17. Nu verweerder reeds in de motivering van de uitspraken op bezwaar heeft aangegeven dat hij de bovenmatige reiskostenvergoedingen als eindheffingsloon in de zin van de WKR in aanmerking zal nemen en verweerder dit blijkens de verminderingsbeschikkingen van de naheffingsaanslagen van 2 september 2022 ook als zodanig heeft verwerkt, behoeft de subsidiaire stelling van eiseres op dit punt geen bespreking meer.
18. Gelet op het vorenstaande zijn de naheffingsaanslagen niet te hoog vastgesteld.
19. Eiseres heeft tegen de in rekening gebrachte belastingrenten geen gronden ingebracht. Nu de beroepsgronden tegen de onderhavige naheffingsaanslagen geen doel treffen, blijven de rentebeschikkingen in stand.
20. Verweerder heeft aan eiseres vergrijpboetes opgelegd op grond van artikel 67f van de Algemene wet inzake rijksbelastingen, omdat het volgens hem aan grove schuld van eiseres is te wijten is dat in de onderhavige tijdvakken te weinig loonheffing is betaald.

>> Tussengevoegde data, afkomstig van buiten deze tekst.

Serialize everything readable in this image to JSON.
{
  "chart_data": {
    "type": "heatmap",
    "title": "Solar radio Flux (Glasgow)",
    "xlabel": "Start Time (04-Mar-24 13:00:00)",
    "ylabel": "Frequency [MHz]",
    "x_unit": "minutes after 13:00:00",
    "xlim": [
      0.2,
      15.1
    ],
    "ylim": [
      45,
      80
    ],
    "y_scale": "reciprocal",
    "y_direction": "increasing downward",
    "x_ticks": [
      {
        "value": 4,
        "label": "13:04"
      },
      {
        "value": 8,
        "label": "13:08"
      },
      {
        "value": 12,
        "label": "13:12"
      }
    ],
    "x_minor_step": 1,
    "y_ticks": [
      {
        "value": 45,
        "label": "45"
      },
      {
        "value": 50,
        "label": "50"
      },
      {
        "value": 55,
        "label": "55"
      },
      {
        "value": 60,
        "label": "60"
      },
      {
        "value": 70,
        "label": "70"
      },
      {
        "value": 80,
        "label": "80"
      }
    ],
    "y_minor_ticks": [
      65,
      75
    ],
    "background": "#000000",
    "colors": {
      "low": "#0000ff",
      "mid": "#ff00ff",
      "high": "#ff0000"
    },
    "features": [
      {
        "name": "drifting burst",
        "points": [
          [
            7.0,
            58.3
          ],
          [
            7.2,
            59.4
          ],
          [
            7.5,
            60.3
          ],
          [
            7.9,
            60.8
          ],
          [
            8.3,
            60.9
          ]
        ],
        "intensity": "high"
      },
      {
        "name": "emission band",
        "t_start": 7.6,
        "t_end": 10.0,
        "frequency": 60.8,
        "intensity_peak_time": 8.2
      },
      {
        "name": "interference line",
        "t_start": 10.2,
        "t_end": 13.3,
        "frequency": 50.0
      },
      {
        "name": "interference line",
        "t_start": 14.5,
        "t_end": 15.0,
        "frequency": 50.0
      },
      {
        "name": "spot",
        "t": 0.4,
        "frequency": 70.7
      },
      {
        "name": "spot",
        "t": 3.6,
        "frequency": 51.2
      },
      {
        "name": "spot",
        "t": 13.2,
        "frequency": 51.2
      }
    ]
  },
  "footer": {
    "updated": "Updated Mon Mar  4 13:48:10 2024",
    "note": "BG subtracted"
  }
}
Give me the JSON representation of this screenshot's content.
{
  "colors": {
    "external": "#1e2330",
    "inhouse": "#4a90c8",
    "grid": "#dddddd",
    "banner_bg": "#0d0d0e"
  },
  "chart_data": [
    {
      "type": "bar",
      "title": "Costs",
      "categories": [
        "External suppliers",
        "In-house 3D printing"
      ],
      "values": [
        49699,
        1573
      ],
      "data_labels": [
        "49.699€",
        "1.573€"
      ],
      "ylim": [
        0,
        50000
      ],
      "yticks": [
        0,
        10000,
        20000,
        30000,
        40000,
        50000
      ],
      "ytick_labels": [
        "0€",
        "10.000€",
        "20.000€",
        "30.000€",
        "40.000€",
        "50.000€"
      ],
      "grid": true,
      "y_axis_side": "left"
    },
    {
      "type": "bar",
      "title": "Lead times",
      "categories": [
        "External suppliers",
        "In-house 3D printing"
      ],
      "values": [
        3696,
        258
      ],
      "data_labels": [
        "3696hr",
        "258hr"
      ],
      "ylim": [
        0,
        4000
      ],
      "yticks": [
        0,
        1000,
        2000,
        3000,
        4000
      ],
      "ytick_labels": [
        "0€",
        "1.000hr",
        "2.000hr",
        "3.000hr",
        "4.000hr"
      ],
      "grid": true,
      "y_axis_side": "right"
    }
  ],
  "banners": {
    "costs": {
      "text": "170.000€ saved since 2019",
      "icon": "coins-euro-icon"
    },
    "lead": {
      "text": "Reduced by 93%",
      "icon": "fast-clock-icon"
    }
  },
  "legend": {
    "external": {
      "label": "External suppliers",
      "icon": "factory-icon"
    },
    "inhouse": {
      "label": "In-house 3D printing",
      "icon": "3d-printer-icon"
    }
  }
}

21. Grove schuld doet zich voor indien aan de belastingplichtige een in laakbaarheid aan opzet grenzende onachtzaamheid kan worden verweten. Daarbij kan worden gedacht aan laakbare slordigheid of aan ernstige nalatigheid. Bij grove schuld had de belastingplichtige redelijkerwijs moeten of kunnen begrijpen dat haar gedrag tot gevolg kon hebben dat te weinig belasting zou worden betaald.

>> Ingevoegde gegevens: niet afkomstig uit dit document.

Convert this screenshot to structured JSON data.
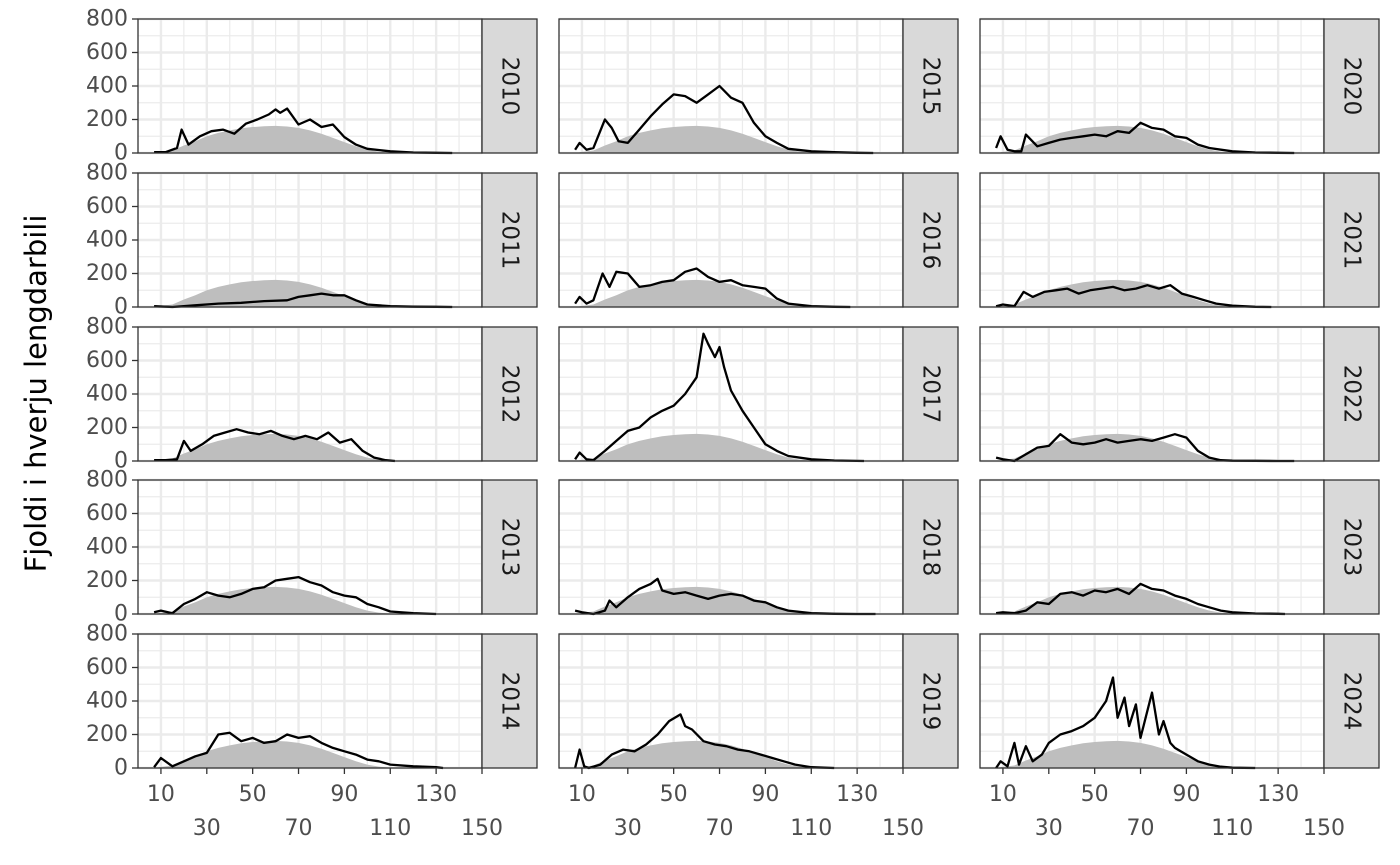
{
  "chart_data": {
    "type": "area",
    "ylabel": "Fjoldi i hverju lengdarbili",
    "xlabel": "",
    "xlim": [
      0,
      150
    ],
    "ylim": [
      0,
      800
    ],
    "x_ticks": [
      10,
      30,
      50,
      70,
      90,
      110,
      130,
      150
    ],
    "y_ticks": [
      0,
      200,
      400,
      600,
      800
    ],
    "grid": true,
    "legend": "none",
    "colors": {
      "reference_area": "#bebebe",
      "year_line": "#000000",
      "strip": "#d9d9d9",
      "gridline": "#ebebeb"
    },
    "reference": {
      "description_values": "area series shared by all panels",
      "x": [
        9,
        15,
        20,
        25,
        30,
        35,
        40,
        45,
        50,
        55,
        60,
        65,
        70,
        75,
        80,
        85,
        90,
        95,
        100,
        105,
        110
      ],
      "values": [
        5,
        15,
        45,
        70,
        100,
        120,
        135,
        148,
        155,
        160,
        162,
        158,
        150,
        135,
        115,
        90,
        65,
        40,
        20,
        8,
        2
      ]
    },
    "panels": [
      {
        "year": "2010",
        "x": [
          7,
          12,
          17,
          19,
          22,
          27,
          32,
          37,
          42,
          47,
          52,
          57,
          60,
          62,
          65,
          70,
          75,
          80,
          85,
          90,
          95,
          100,
          110,
          120,
          130,
          137
        ],
        "values": [
          5,
          5,
          30,
          140,
          50,
          100,
          130,
          140,
          115,
          175,
          200,
          230,
          260,
          240,
          265,
          170,
          200,
          155,
          170,
          95,
          50,
          25,
          10,
          3,
          1,
          0
        ]
      },
      {
        "year": "2011",
        "x": [
          7,
          15,
          25,
          35,
          45,
          55,
          65,
          70,
          75,
          80,
          85,
          90,
          95,
          100,
          110,
          120,
          130,
          137
        ],
        "values": [
          5,
          0,
          10,
          20,
          25,
          35,
          40,
          60,
          70,
          80,
          70,
          70,
          40,
          15,
          5,
          2,
          1,
          0
        ]
      },
      {
        "year": "2012",
        "x": [
          7,
          12,
          17,
          20,
          23,
          28,
          33,
          38,
          43,
          48,
          53,
          58,
          63,
          68,
          73,
          78,
          83,
          88,
          93,
          98,
          103,
          108,
          112
        ],
        "values": [
          5,
          5,
          10,
          120,
          60,
          100,
          150,
          170,
          190,
          170,
          160,
          180,
          150,
          130,
          150,
          130,
          170,
          110,
          130,
          60,
          20,
          5,
          0
        ]
      },
      {
        "year": "2013",
        "x": [
          7,
          10,
          15,
          20,
          25,
          30,
          35,
          40,
          45,
          50,
          55,
          60,
          65,
          70,
          75,
          80,
          85,
          90,
          95,
          100,
          105,
          110,
          120,
          130
        ],
        "values": [
          10,
          20,
          5,
          60,
          90,
          130,
          110,
          100,
          120,
          150,
          160,
          200,
          210,
          220,
          190,
          170,
          130,
          110,
          100,
          60,
          40,
          15,
          5,
          0
        ]
      },
      {
        "year": "2014",
        "x": [
          7,
          10,
          15,
          20,
          25,
          30,
          35,
          40,
          45,
          50,
          55,
          60,
          65,
          70,
          75,
          80,
          85,
          90,
          95,
          100,
          105,
          110,
          120,
          130,
          133
        ],
        "values": [
          5,
          60,
          10,
          40,
          70,
          90,
          200,
          210,
          160,
          180,
          150,
          160,
          200,
          180,
          190,
          150,
          120,
          100,
          80,
          50,
          40,
          20,
          10,
          5,
          0
        ]
      },
      {
        "year": "2015",
        "x": [
          7,
          9,
          12,
          15,
          20,
          23,
          26,
          30,
          35,
          40,
          45,
          50,
          55,
          60,
          65,
          70,
          75,
          80,
          85,
          90,
          95,
          100,
          110,
          120,
          130,
          137
        ],
        "values": [
          20,
          60,
          20,
          30,
          200,
          150,
          70,
          60,
          140,
          220,
          290,
          350,
          340,
          300,
          350,
          400,
          330,
          300,
          180,
          100,
          60,
          25,
          10,
          5,
          1,
          0
        ]
      },
      {
        "year": "2016",
        "x": [
          7,
          9,
          12,
          15,
          19,
          22,
          25,
          30,
          35,
          40,
          45,
          50,
          55,
          60,
          65,
          70,
          75,
          80,
          85,
          90,
          95,
          100,
          110,
          120,
          127
        ],
        "values": [
          20,
          60,
          20,
          40,
          200,
          120,
          210,
          200,
          120,
          130,
          150,
          160,
          210,
          230,
          180,
          150,
          160,
          130,
          120,
          110,
          50,
          20,
          5,
          1,
          0
        ]
      },
      {
        "year": "2017",
        "x": [
          7,
          9,
          12,
          15,
          20,
          25,
          30,
          35,
          40,
          45,
          50,
          55,
          60,
          63,
          65,
          68,
          70,
          72,
          75,
          80,
          85,
          90,
          95,
          100,
          110,
          120,
          133
        ],
        "values": [
          10,
          50,
          10,
          5,
          60,
          120,
          180,
          200,
          260,
          300,
          330,
          400,
          500,
          760,
          700,
          620,
          680,
          560,
          420,
          300,
          200,
          100,
          60,
          30,
          10,
          3,
          0
        ]
      },
      {
        "year": "2018",
        "x": [
          7,
          10,
          15,
          20,
          22,
          25,
          30,
          35,
          40,
          43,
          45,
          50,
          55,
          60,
          65,
          70,
          75,
          80,
          85,
          90,
          95,
          100,
          110,
          120,
          130,
          138
        ],
        "values": [
          20,
          10,
          0,
          20,
          80,
          40,
          100,
          150,
          180,
          210,
          140,
          120,
          130,
          110,
          90,
          110,
          120,
          110,
          80,
          70,
          40,
          20,
          5,
          1,
          0,
          0
        ]
      },
      {
        "year": "2019",
        "x": [
          7,
          9,
          11,
          13,
          18,
          23,
          28,
          33,
          38,
          43,
          48,
          53,
          55,
          58,
          63,
          68,
          73,
          78,
          83,
          88,
          93,
          98,
          103,
          110,
          120
        ],
        "values": [
          0,
          110,
          10,
          0,
          20,
          80,
          110,
          100,
          140,
          200,
          280,
          320,
          250,
          230,
          160,
          140,
          130,
          110,
          100,
          80,
          60,
          40,
          20,
          5,
          0
        ]
      },
      {
        "year": "2020",
        "x": [
          7,
          9,
          12,
          15,
          18,
          20,
          25,
          30,
          35,
          40,
          45,
          50,
          55,
          60,
          65,
          70,
          75,
          80,
          85,
          90,
          95,
          100,
          110,
          120,
          130,
          137
        ],
        "values": [
          30,
          100,
          20,
          10,
          10,
          110,
          40,
          60,
          80,
          90,
          100,
          110,
          100,
          130,
          120,
          180,
          150,
          140,
          100,
          90,
          50,
          30,
          10,
          3,
          1,
          0
        ]
      },
      {
        "year": "2021",
        "x": [
          7,
          10,
          15,
          19,
          23,
          28,
          33,
          38,
          43,
          48,
          53,
          58,
          63,
          68,
          73,
          78,
          83,
          88,
          93,
          98,
          103,
          110,
          120,
          127
        ],
        "values": [
          5,
          15,
          5,
          90,
          60,
          90,
          100,
          110,
          80,
          100,
          110,
          120,
          100,
          110,
          130,
          110,
          130,
          80,
          60,
          40,
          20,
          8,
          1,
          0
        ]
      },
      {
        "year": "2022",
        "x": [
          7,
          10,
          15,
          20,
          25,
          30,
          35,
          40,
          45,
          50,
          55,
          60,
          65,
          70,
          75,
          80,
          85,
          90,
          95,
          100,
          105,
          110,
          120,
          130,
          137
        ],
        "values": [
          20,
          10,
          0,
          40,
          80,
          90,
          160,
          110,
          100,
          110,
          130,
          110,
          120,
          130,
          120,
          140,
          160,
          140,
          60,
          20,
          5,
          2,
          1,
          0,
          0
        ]
      },
      {
        "year": "2023",
        "x": [
          7,
          10,
          15,
          20,
          25,
          30,
          35,
          40,
          45,
          50,
          55,
          60,
          65,
          70,
          75,
          80,
          85,
          90,
          95,
          100,
          105,
          110,
          120,
          130,
          133
        ],
        "values": [
          5,
          10,
          5,
          20,
          70,
          60,
          120,
          130,
          110,
          140,
          130,
          150,
          120,
          180,
          150,
          140,
          110,
          90,
          60,
          40,
          20,
          10,
          3,
          1,
          0
        ]
      },
      {
        "year": "2024",
        "x": [
          7,
          9,
          12,
          15,
          17,
          20,
          23,
          27,
          30,
          35,
          40,
          45,
          50,
          55,
          58,
          60,
          63,
          65,
          68,
          70,
          75,
          78,
          80,
          83,
          85,
          90,
          95,
          100,
          105,
          110,
          120
        ],
        "values": [
          0,
          40,
          10,
          150,
          20,
          130,
          40,
          80,
          150,
          200,
          220,
          250,
          300,
          400,
          540,
          300,
          420,
          250,
          380,
          180,
          450,
          200,
          280,
          150,
          120,
          80,
          40,
          20,
          8,
          2,
          0
        ]
      }
    ]
  }
}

22. De rechtbank stelt voorop dat voor het opleggen van een vergrijpboete de toerekening van grove schuld van een ander dan de belastingplichtige aan de belastingplichtige is uitgesloten.De enkele omstandigheid dat een gedraging van een derde, zoals een personeelslid of een externe kracht, aan een rechtspersoon wordt toegerekend, kan niet rechtvaardigen dat de bij die derde aanwezige grove onzorgvuldigheid wordt aangemerkt als grove schuld van de rechtspersoon.
23. Op verweerder rust de bewijslast om te doen blijken dat het aan grove schuld van eiseres is te wijten dat te weinig loonheffing is betaald.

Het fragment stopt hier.